Published: 31 August 2012



Predicting protein contacts solely based on sequence information remains a challenging problem, despite the huge amount of sequence data at our disposal. Mutual Information (MI), an information theory measure, has been extensively employed and modified to identify residues within a protein (intra-protein) that are in contact. More recently MI and its variants have also been used in the prediction of contacts between proteins (inter-protein).


Here we assess the predictive power of MI and variants for domain-domain contact prediction. We test original MI and these variants, which are called MIp, MIc and ZNMI, on 40 domain-domain test cases containing 10,753 sequences. We also propose and evaluate two new versions of MI that consider triangles of residues and the physiochemical properties of the amino acids, respectively.

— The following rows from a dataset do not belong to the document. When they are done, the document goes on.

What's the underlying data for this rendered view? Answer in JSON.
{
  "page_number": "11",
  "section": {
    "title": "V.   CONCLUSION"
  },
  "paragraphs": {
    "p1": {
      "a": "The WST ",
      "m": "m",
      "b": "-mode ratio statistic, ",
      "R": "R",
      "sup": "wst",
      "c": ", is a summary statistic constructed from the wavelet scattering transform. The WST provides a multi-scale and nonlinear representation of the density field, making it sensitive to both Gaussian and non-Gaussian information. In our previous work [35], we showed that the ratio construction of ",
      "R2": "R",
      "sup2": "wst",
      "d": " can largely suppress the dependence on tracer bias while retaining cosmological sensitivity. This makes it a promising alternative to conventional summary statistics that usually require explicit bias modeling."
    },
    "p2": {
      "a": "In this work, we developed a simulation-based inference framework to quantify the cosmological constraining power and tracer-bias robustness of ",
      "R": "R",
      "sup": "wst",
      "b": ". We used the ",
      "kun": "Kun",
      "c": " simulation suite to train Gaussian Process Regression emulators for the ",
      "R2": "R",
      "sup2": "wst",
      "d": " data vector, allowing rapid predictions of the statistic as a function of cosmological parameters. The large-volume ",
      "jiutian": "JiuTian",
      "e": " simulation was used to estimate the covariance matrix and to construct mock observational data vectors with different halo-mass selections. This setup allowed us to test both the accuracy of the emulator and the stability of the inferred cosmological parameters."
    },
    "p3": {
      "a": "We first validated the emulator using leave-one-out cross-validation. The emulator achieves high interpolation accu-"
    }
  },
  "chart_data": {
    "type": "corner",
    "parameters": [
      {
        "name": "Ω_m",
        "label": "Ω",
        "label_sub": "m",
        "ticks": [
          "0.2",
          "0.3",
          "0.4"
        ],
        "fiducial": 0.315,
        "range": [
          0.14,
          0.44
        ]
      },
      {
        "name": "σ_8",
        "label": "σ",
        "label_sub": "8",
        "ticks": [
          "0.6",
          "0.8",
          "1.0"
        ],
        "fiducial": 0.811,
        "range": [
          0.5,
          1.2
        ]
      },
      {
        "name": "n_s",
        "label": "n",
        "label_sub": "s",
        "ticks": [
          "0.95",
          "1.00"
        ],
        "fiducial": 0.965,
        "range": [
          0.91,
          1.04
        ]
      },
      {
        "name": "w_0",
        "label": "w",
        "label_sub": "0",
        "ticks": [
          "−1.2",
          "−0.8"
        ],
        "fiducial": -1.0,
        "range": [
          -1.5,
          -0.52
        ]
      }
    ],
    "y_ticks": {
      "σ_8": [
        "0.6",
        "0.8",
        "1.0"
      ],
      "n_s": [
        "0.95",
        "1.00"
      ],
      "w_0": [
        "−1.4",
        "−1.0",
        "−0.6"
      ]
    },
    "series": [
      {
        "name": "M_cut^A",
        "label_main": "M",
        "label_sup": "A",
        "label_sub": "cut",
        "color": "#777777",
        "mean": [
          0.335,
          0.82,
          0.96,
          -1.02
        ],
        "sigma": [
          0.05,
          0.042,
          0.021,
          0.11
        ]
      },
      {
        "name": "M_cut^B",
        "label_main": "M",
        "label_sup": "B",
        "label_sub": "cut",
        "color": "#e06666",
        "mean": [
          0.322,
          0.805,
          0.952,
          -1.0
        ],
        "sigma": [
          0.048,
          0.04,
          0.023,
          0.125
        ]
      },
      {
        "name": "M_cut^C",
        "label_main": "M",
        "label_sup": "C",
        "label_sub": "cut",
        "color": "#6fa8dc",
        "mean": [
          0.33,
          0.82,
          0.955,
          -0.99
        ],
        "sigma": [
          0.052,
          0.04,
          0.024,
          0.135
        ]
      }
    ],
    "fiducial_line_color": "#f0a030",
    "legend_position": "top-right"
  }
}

We found that all versions of MI are skewed towards predicting surface residues. Since domain-domain contacts are on the surface of each domain, we considered only surface residues when attempting to predict contacts. Our analysis shows that MIc is the best current MI domain-domain contact predictor. At 20% recall MIc achieved a precision of 44.9% when only surface residues were considered. Our triangle and reduced alphabet variants of MI highlight the delicate trade-off between signal and noise in the use of MI for domain-domain contact prediction. We also examine a specific “successful” case study and demonstrate that here, when considering surface residues, even the most accurate domain-domain contact predictor, MIc, performs no better than random.


All tested variants of MI are skewed towards predicting surface residues. When considering surface residues only, we find MIc to be the best current MI domain-domain contact predictor. Its performance, however, is not as good as a non-MI based contact predictor, i-Patch. Additionally, the intra-protein contact prediction capabilities of MIc outperform its domain-domain contact prediction abilities.